Oh yes, one more fact that everyone MUST understand about the Compassionate Use Act. The California Constitution also requires that any changes to a voter initiative must be submitted to the voters of the state and approved by them. Thus, no Board of Supervisors, nor Sheriff, nor District Attorney, nor Sacramento Police Department, nor Legislature, nor Attorney General, nor Governor has the legal right to change the state’s medical marijuana law. ONLY the voters can change or modify this law.
Sick, disabled and dying patients throughout California are still being raided by SWAT teams, arrested, jailed, humiliated, treated like criminals, bankrupted, children abducted by CPS and made even sicker, because of those who are still deliberately opposing this law, eleven years after the People of California voted to EXEMPT patients and caregivers from criminal penalties and sanctions.

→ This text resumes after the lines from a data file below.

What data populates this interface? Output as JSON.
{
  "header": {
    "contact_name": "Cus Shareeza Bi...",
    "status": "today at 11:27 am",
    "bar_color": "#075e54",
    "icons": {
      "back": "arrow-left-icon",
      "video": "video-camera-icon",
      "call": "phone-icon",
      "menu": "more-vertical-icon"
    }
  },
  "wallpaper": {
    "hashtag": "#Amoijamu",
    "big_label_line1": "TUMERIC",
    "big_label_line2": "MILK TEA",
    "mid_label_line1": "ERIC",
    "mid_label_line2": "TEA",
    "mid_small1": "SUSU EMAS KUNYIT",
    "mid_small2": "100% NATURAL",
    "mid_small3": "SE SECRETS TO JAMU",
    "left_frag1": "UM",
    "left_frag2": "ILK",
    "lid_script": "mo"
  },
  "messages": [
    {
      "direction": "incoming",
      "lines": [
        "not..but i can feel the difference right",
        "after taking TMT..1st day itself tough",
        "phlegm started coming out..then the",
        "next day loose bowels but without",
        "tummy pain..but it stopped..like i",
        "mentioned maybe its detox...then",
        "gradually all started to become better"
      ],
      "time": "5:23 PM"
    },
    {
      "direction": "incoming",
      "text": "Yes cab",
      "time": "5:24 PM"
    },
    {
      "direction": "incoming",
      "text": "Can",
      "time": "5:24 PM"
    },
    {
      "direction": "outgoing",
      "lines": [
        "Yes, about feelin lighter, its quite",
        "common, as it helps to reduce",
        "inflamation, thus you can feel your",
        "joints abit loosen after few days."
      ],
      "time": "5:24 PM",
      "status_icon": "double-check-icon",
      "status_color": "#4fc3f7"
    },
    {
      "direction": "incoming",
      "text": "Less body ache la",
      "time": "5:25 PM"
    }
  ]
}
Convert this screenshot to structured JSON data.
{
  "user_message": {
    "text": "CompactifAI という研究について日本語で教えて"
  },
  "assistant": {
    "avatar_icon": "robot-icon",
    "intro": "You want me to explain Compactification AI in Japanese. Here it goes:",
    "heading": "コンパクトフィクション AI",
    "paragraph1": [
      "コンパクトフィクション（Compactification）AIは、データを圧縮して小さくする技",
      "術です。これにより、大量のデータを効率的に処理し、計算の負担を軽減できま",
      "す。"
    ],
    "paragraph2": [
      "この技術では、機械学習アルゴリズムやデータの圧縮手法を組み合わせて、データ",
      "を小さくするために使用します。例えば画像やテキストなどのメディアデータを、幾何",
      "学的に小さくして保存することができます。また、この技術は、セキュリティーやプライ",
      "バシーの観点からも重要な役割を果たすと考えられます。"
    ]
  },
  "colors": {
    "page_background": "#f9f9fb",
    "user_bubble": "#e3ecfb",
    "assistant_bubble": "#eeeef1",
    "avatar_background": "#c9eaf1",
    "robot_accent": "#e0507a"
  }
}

It is time to separate OPINION from FACT and uphold the Compassionate Use Act as it was written and passed by the People of California.
Officer Michelle, the lives of sick, disabled and dying patients are in the hands of dedicated and otherwise well-intentioned officers like yourself. Those who read your words on an official police website, need to hear directly from you that the information you gave them was wrong and is actually part of an carefully crafted plan hatched by Attorney General Dan Lungren, under color of law, to subvert a law that police don’t like.
We hope you will do the right thing and publish a retraction to your unfortunate and harmful essay.